Evaluation and improvement on the freeze-thaw durability performance of the polyurethane stabilized Pisha sandstone for water and soil conservation

Stabilization of the loose and fragile Pisha with the hydrophilic polyurethane material has been proved to be a time and cost-efficient protocol for the conservation of soil and water. However, the undesirable durability performance of the original W-OH binder material deteriorate its long-term conservation ability, especially under the freeze-thaw cycles. This study aims to improve the freeze-thaw durability performance of the W-OH composites through mixture design optimization and material modification. This study first investigates the correlation between the freeze-thaw resistance of the W-OH/Pisha sandstone composites and the concentration of the applied W-OH solution.
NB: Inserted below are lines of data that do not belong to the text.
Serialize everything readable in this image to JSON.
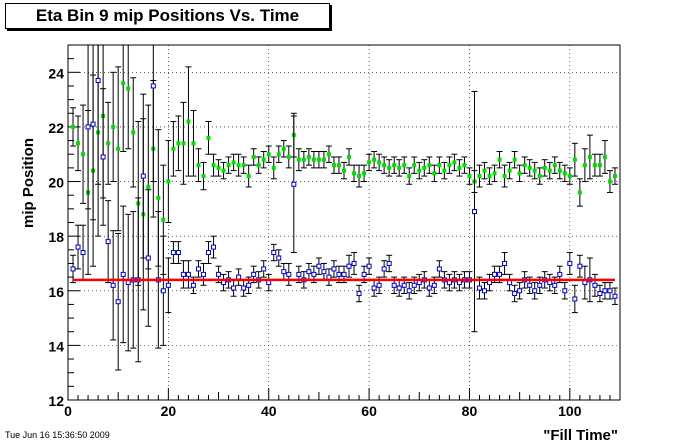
{
  "chart_data": {
    "type": "scatter",
    "title": "Eta Bin 9 mip Positions Vs. Time",
    "xlabel": "\"Fill Time\"",
    "ylabel": "mip Position",
    "xlim": [
      0,
      110
    ],
    "ylim": [
      12,
      25
    ],
    "x_ticks": [
      "0",
      "20",
      "40",
      "60",
      "80",
      "100"
    ],
    "y_ticks": [
      "12",
      "14",
      "16",
      "18",
      "20",
      "22",
      "24"
    ],
    "grid": true,
    "reference_line": {
      "y": 16.4,
      "x_range": [
        1,
        109
      ],
      "color": "#ff0000"
    },
    "series": [
      {
        "color": "#00dd00",
        "marker": "filled-square",
        "x": [
          1,
          2,
          3,
          4,
          5,
          6,
          7,
          8,
          9,
          10,
          11,
          12,
          13,
          14,
          15,
          16,
          17,
          18,
          19,
          20,
          21,
          22,
          23,
          24,
          25,
          26,
          27,
          28,
          29,
          30,
          31,
          32,
          33,
          34,
          35,
          36,
          37,
          38,
          39,
          40,
          41,
          42,
          43,
          44,
          45,
          46,
          47,
          48,
          49,
          50,
          51,
          52,
          53,
          54,
          55,
          56,
          57,
          58,
          59,
          60,
          61,
          62,
          63,
          64,
          65,
          66,
          67,
          68,
          69,
          70,
          71,
          72,
          73,
          74,
          75,
          76,
          77,
          78,
          79,
          80,
          81,
          82,
          83,
          84,
          85,
          86,
          87,
          88,
          89,
          90,
          91,
          92,
          93,
          94,
          95,
          96,
          97,
          98,
          99,
          100,
          101,
          102,
          103,
          104,
          105,
          106,
          107,
          108,
          109
        ],
        "y": [
          22.0,
          21.4,
          21.0,
          19.6,
          20.4,
          21.8,
          22.4,
          21.4,
          22.0,
          21.2,
          23.6,
          23.4,
          21.8,
          19.2,
          18.8,
          19.8,
          21.2,
          19.4,
          18.6,
          20.0,
          21.2,
          21.4,
          21.4,
          22.2,
          21.4,
          20.6,
          20.2,
          21.6,
          20.6,
          20.5,
          20.4,
          20.6,
          20.7,
          20.6,
          20.6,
          20.2,
          20.9,
          20.6,
          20.8,
          21.0,
          20.5,
          21.0,
          21.2,
          20.9,
          21.7,
          20.8,
          20.8,
          20.9,
          20.8,
          20.8,
          20.8,
          21.0,
          20.6,
          20.6,
          20.4,
          20.9,
          20.3,
          20.2,
          20.3,
          20.7,
          20.8,
          20.7,
          20.6,
          20.5,
          20.6,
          20.5,
          20.6,
          20.2,
          20.6,
          20.4,
          20.5,
          20.6,
          20.3,
          20.6,
          20.4,
          20.6,
          20.7,
          20.5,
          20.6,
          20.2,
          20.0,
          20.2,
          20.4,
          20.2,
          20.3,
          20.8,
          20.2,
          20.4,
          20.8,
          20.3,
          20.6,
          20.5,
          20.4,
          20.2,
          20.5,
          20.4,
          20.6,
          20.4,
          20.3,
          20.2,
          20.8,
          19.6,
          20.6,
          20.9,
          20.6,
          20.6,
          20.9,
          20.0,
          20.2
        ],
        "err": [
          0.7,
          1.0,
          1.8,
          3.0,
          3.5,
          3.8,
          3.0,
          1.5,
          2.0,
          3.0,
          2.5,
          2.2,
          2.0,
          3.0,
          3.5,
          3.0,
          2.5,
          2.5,
          2.0,
          1.5,
          1.0,
          1.0,
          1.5,
          2.0,
          1.2,
          0.6,
          0.5,
          0.6,
          0.4,
          0.3,
          0.3,
          0.3,
          0.3,
          0.4,
          0.3,
          0.4,
          0.3,
          0.3,
          0.3,
          0.3,
          0.4,
          0.3,
          0.3,
          0.4,
          0.8,
          0.4,
          0.3,
          0.3,
          0.3,
          0.3,
          0.3,
          0.3,
          0.3,
          0.3,
          0.3,
          0.3,
          0.3,
          0.4,
          0.3,
          0.3,
          0.3,
          0.3,
          0.3,
          0.3,
          0.3,
          0.3,
          0.3,
          0.3,
          0.3,
          0.3,
          0.3,
          0.3,
          0.3,
          0.3,
          0.3,
          0.3,
          0.3,
          0.3,
          0.3,
          0.3,
          0.4,
          0.4,
          0.3,
          0.3,
          0.3,
          0.3,
          0.4,
          0.3,
          0.3,
          0.3,
          0.3,
          0.3,
          0.3,
          0.3,
          0.3,
          0.3,
          0.3,
          0.3,
          0.3,
          0.3,
          0.6,
          0.5,
          0.6,
          0.8,
          0.4,
          0.4,
          0.6,
          0.4,
          0.3
        ]
      },
      {
        "color": "#0000cc",
        "marker": "open-square",
        "x": [
          1,
          2,
          3,
          4,
          5,
          6,
          7,
          8,
          9,
          10,
          11,
          12,
          13,
          14,
          15,
          16,
          17,
          18,
          19,
          20,
          21,
          22,
          23,
          24,
          25,
          26,
          27,
          28,
          29,
          30,
          31,
          32,
          33,
          34,
          35,
          36,
          37,
          38,
          39,
          40,
          41,
          42,
          43,
          44,
          45,
          46,
          47,
          48,
          49,
          50,
          51,
          52,
          53,
          54,
          55,
          56,
          57,
          58,
          59,
          60,
          61,
          62,
          63,
          64,
          65,
          66,
          67,
          68,
          69,
          70,
          71,
          72,
          73,
          74,
          75,
          76,
          77,
          78,
          79,
          80,
          81,
          82,
          83,
          84,
          85,
          86,
          87,
          88,
          89,
          90,
          91,
          92,
          93,
          94,
          95,
          96,
          97,
          98,
          99,
          100,
          101,
          102,
          103,
          104,
          105,
          106,
          107,
          108,
          109
        ],
        "y": [
          16.8,
          17.6,
          17.4,
          22.0,
          22.1,
          23.7,
          20.9,
          17.8,
          16.2,
          15.6,
          16.6,
          16.3,
          16.4,
          16.4,
          20.2,
          17.2,
          23.5,
          16.4,
          16.0,
          16.2,
          17.4,
          17.4,
          16.6,
          16.6,
          16.2,
          16.8,
          16.6,
          17.4,
          17.6,
          16.6,
          16.3,
          16.4,
          16.1,
          16.5,
          16.1,
          16.2,
          16.6,
          16.4,
          16.8,
          16.3,
          17.4,
          17.2,
          16.7,
          16.6,
          19.9,
          16.6,
          16.4,
          16.7,
          16.6,
          16.9,
          16.7,
          16.5,
          16.8,
          16.6,
          16.6,
          16.9,
          17.0,
          15.9,
          16.6,
          16.9,
          16.1,
          16.2,
          16.8,
          17.0,
          16.2,
          16.1,
          16.2,
          16.0,
          16.2,
          16.3,
          16.4,
          16.1,
          16.2,
          16.8,
          16.4,
          16.3,
          16.4,
          16.3,
          16.4,
          16.4,
          18.9,
          16.1,
          16.0,
          16.3,
          16.6,
          16.6,
          17.0,
          16.3,
          15.9,
          16.0,
          16.4,
          16.2,
          16.0,
          16.2,
          16.4,
          16.3,
          16.2,
          16.6,
          16.0,
          17.0,
          15.7,
          16.9,
          16.3,
          16.4,
          16.2,
          15.9,
          16.0,
          16.0,
          15.8
        ],
        "err": [
          0.5,
          0.8,
          1.0,
          3.0,
          3.5,
          3.8,
          2.5,
          1.5,
          2.0,
          2.5,
          2.5,
          2.5,
          2.5,
          3.0,
          3.0,
          2.5,
          3.5,
          2.5,
          2.0,
          1.0,
          0.4,
          0.4,
          0.5,
          0.5,
          0.3,
          0.3,
          0.4,
          0.4,
          0.4,
          0.3,
          0.3,
          0.3,
          0.3,
          0.3,
          0.3,
          0.3,
          0.3,
          0.3,
          0.3,
          0.3,
          0.3,
          0.3,
          0.3,
          0.4,
          2.5,
          0.3,
          0.3,
          0.3,
          0.3,
          0.3,
          0.3,
          0.3,
          0.3,
          0.3,
          0.3,
          0.4,
          0.4,
          0.3,
          0.3,
          0.3,
          0.3,
          0.3,
          0.3,
          0.3,
          0.3,
          0.3,
          0.3,
          0.3,
          0.3,
          0.3,
          0.3,
          0.3,
          0.3,
          0.3,
          0.3,
          0.3,
          0.3,
          0.3,
          0.3,
          0.3,
          4.4,
          0.4,
          0.3,
          0.3,
          0.3,
          0.3,
          0.4,
          0.3,
          0.3,
          0.3,
          0.3,
          0.3,
          0.3,
          0.3,
          0.3,
          0.3,
          0.3,
          0.3,
          0.3,
          0.4,
          0.5,
          0.4,
          0.6,
          0.8,
          0.4,
          0.3,
          0.3,
          0.3,
          0.3
        ]
      }
    ]
  },
  "timestamp": "Tue Jun 16 15:36:50 2009"
}
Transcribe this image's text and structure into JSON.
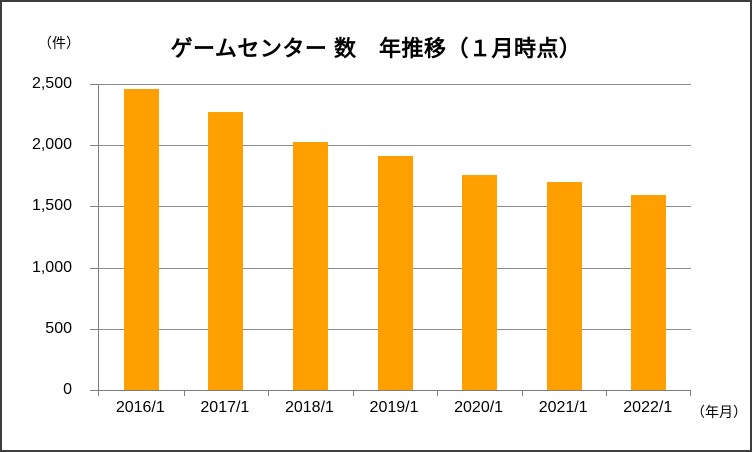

The test results indicated both the compressive strength and elastic modulus of the W-OH based composites would decrease with freeze-thaw cycles and the samples prepared with higher concentration W-OH solution own better freeze-thaw resistance. Meanwhile, the elastic modulus of the W-OH composites decreased almost linearly with the freeze-thaw cycles, which is in accordance with the linear increase of the porosity of samples determined with the ultra-depth-of-field microscope. Based on these mechanism analyses, the modification of the W-OH material was further conducted with the Ethylene-vinyl acetate (EVA) and air entrainer. The compressive strength test results indicate both the added EVA can enhance the freeze-thaw durability of the W-OH composites, which can be caused by the improved cohesion strength of the W-OH binder due to enhanced density. Similarly, the freeze-thaw durability of the W-OH composites was also enhanced with added air entrainer, which provided extra space for the freezing expansion. The research results of this study can enhance the freeze-thaw durability of the stabilized Pisha sandstone and its long-term conservation ability on soil and water. •The freeze-thaw resistance of the polyurethane stabilized sandstone was obtained for guiding the field application.•A non-destructive protocol was built with the ultra-depth-of-field microscope to examine the freeze-thaw damage.•Both the Ethylene-vinyl acetate and air entrainer can enhance the freeze-thaw resistance of the stabilized sandstone.•It is found the freeze-thaw cycles mainly lead to cohesion damage instead of adhesion failure in the stabilized sandstone.